Albums of 2015 (#6): Jenny Hval – Apocalypse, girl

One of 2015's most striking social commentaries came from Jenny Hval singing into her hairbrush as a youngster

Feature by Simon Jay Catling | 01 Dec 2015

The achievement of Jenny Hval's fifth album Apocalypse, girl didn't come just in its startling sonic immersion – panoramic drones that come from gentle prods and pushes, electronic pulses that barely feel there and yet everywhere, Hval's singularly angelic vocal. It also showed in the ability of the Norwegian artist to arrange the overwhelming complexities of the western world in 2015 into something intelligent without being impenetrable, dark without being overbearing and eschewing an academic slant on issues relating to religion, femininity and media propaganda for something that attempts to connect through a more directly emotional channel.

"I was in this kind of head space where I didn’t want to be feeling like I was an artist," Hval told us in the summer, alluding to a level of snobbishness she felt existed in an increasingly standardised artist's environment; so it was that her Sacred Bones debut came from an attempt to escape those constraints, as she opted to draw influence from moments of the most shallow surface-level performance she could find: karaoke YouTube videos, the memory of miming to songs in her bedroom as a youngster.

"It was really liberating," she admitted at the time, and those touchstones have since manifested themselves on stage: a summer tour saw Hval break up her set to perform karaoke to Toni Braxton's Unbreak My Heart, while autumn found her miming through opening numbers, taking her back to those "miming competitions we'd have as small children in Norway".

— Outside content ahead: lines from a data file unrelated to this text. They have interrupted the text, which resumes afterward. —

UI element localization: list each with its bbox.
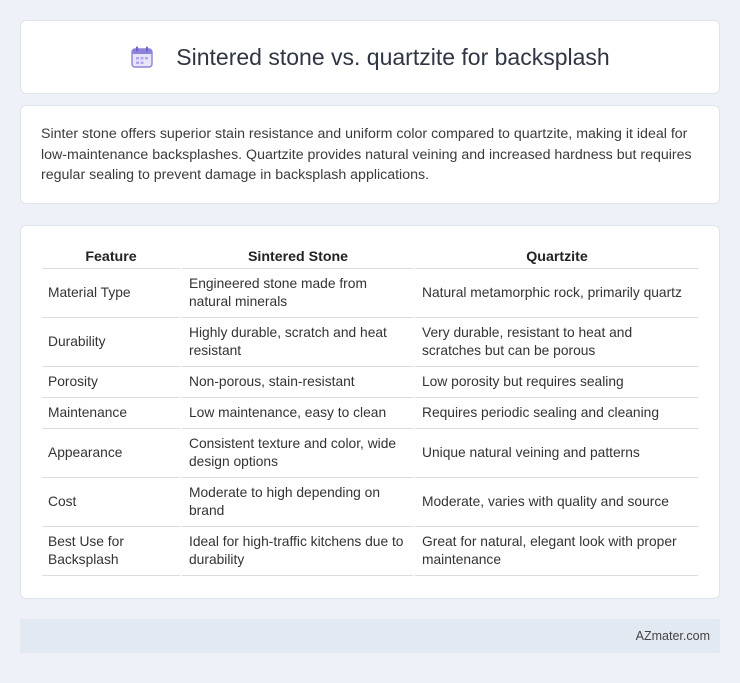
quartzite-cell: Unique natural veining and patterns [413, 429, 698, 478]
sintered-cell: Low maintenance, easy to clean [180, 398, 413, 429]
feature-cell: Cost [42, 478, 180, 527]
table-row [42, 269, 698, 318]
feature-cell: Material Type [42, 269, 180, 318]
feature-cell: Porosity [42, 367, 180, 398]
table-row [42, 527, 698, 576]
intro-paragraph: Sinter stone offers superior stain resistance and uniform color compared to quartzite, making it ideal for low-maintenance backsplashes. Quartzite provides natural veining and increased hardness but requires regular sealing to prevent damage in backsplash applications. [41, 126, 692, 184]
quartzite-cell: Natural metamorphic rock, primarily quartz [413, 269, 698, 318]
title-card [20, 20, 720, 94]
footer [20, 619, 720, 653]
quartzite-cell: Moderate, varies with quality and source [413, 478, 698, 527]
sintered-cell: Moderate to high depending on brand [180, 478, 413, 527]
page-title: Sintered stone vs. quartzite for backsplash [176, 43, 610, 70]
quartzite-cell: Requires periodic sealing and cleaning [413, 398, 698, 429]
quartzite-cell: Very durable, resistant to heat and scratches but can be porous [413, 318, 698, 367]
sintered-cell: Engineered stone made from natural minerals [180, 269, 413, 318]
sintered-cell: Highly durable, scratch and heat resistant [180, 318, 413, 367]
sintered-cell: Consistent texture and color, wide design options [180, 429, 413, 478]
table-row [42, 398, 698, 429]
sintered-cell: Ideal for high-traffic kitchens due to durability [180, 527, 413, 576]
feature-cell: Appearance [42, 429, 180, 478]
feature-cell: Best Use for Backsplash [42, 527, 180, 576]
sintered-cell: Non-porous, stain-resistant [180, 367, 413, 398]
comparison-table-card [20, 225, 720, 599]
header-quartzite: Quartzite [413, 246, 698, 269]
table-row [42, 367, 698, 398]
quartzite-cell: Great for natural, elegant look with proper maintenance [413, 527, 698, 576]
table-row [42, 478, 698, 527]
intro-card [20, 105, 720, 204]
feature-cell: Durability [42, 318, 180, 367]
quartzite-cell: Low porosity but requires sealing [413, 367, 698, 398]
feature-cell: Maintenance [42, 398, 180, 429]
comparison-table [42, 246, 698, 576]
footer-site-link[interactable]: AZmater.com [635, 629, 710, 643]
header-feature: Feature [42, 246, 180, 269]
table-header-row [42, 246, 698, 269]
table-row [42, 429, 698, 478]
header-sintered-stone: Sintered Stone [180, 246, 413, 269]
table-row [42, 318, 698, 367]
calendar-icon [130, 45, 154, 69]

This vantage point allowed Hval to approach Apocalypse, girl with a fresh approach, and tracks like That Battle Is Over, which questions capitalism and her own focus on mortality, and Sabbath's examination of gender roles, are counterbalanced with an instantaneousness far from expected, given a supporting cast that included, among others, noise scene veteran Lasse Marhaug and Swans' Thor Harris.